Norwegian Cruise Line Holdings (NYSE:NCLH) fell Tuesday after Norwegian reported a wider-than-expected loss for the fourth quarter. The company lost an adjusted $1.04 per share on $1.52 billion of revenue. Analysts surveyed by FactSet’s StreetAccount were expecting a loss of 86 cents per share on $1.50 billion of revenue. Norwegian’s earnings guidance for 2023 also came in below expectations.
Fourth-quarter total revenue proved $1.5 billion, GAAP net loss of $(482.5) million or EPS of $(1.14), Adjusted Net Loss of $(439.7) million or Adjusted EPS of $(1.04), and Adjusted EBITDA of $(41.4) million.
Sequential Occupancy improvement to approximately 87% in the quarter, consistent with guidance. Total revenue per Passenger Cruise Day exceeded expectations, increasing approximately 23% as-reported and 24% in Constant Currency, compared to the same period in 2019.
Net cash provided by operating activities was approximately $237 million. Achieved positive Adjusted Free Cash Flow of approximately $71 million, reaching another key post-pandemic financial milestone.

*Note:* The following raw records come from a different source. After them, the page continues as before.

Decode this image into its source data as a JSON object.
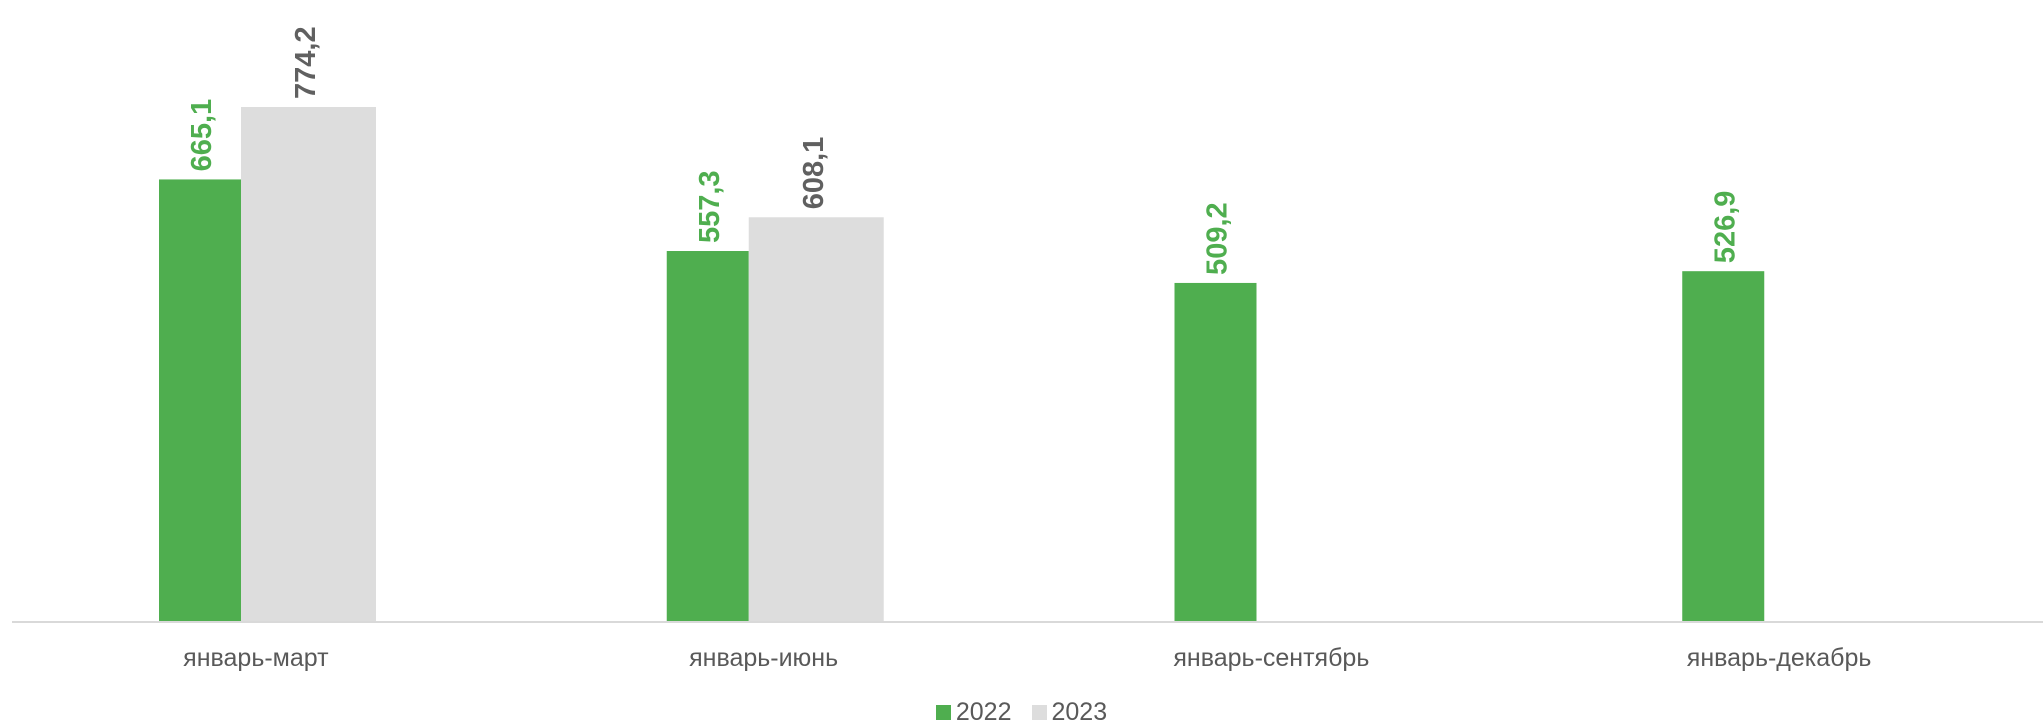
{
  "chart_data": {
    "type": "bar",
    "categories": [
      "январь-март",
      "январь-июнь",
      "январь-сентябрь",
      "январь-декабрь"
    ],
    "series": [
      {
        "name": "2022",
        "color": "#4FAE4F",
        "values": [
          665.1,
          557.3,
          509.2,
          526.9
        ],
        "labels": [
          "665,1",
          "557,3",
          "509,2",
          "526,9"
        ]
      },
      {
        "name": "2023",
        "color": "#DDDDDD",
        "label_color": "#606060",
        "values": [
          774.2,
          608.1,
          null,
          null
        ],
        "labels": [
          "774,2",
          "608,1",
          null,
          null
        ]
      }
    ],
    "ylim": [
      0,
      845
    ],
    "legend_position": "bottom",
    "grid": false
  }
}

GAAP net loss was $(2.3) billion or EPS of $(5.41) compared to a net loss of $(4.5) billion or EPS of $(12.33) in the prior year. The Company reported Adjusted Net Loss of $(1.9) billion or Adjusted EPS of $(4.64) in 2022. This compares to Adjusted Net Loss and Adjusted EPS of $(2.9) billion and $(8.07), respectively, in 2021.
NCLH shares tumbled $1.63, or 9.9%, to $14.87.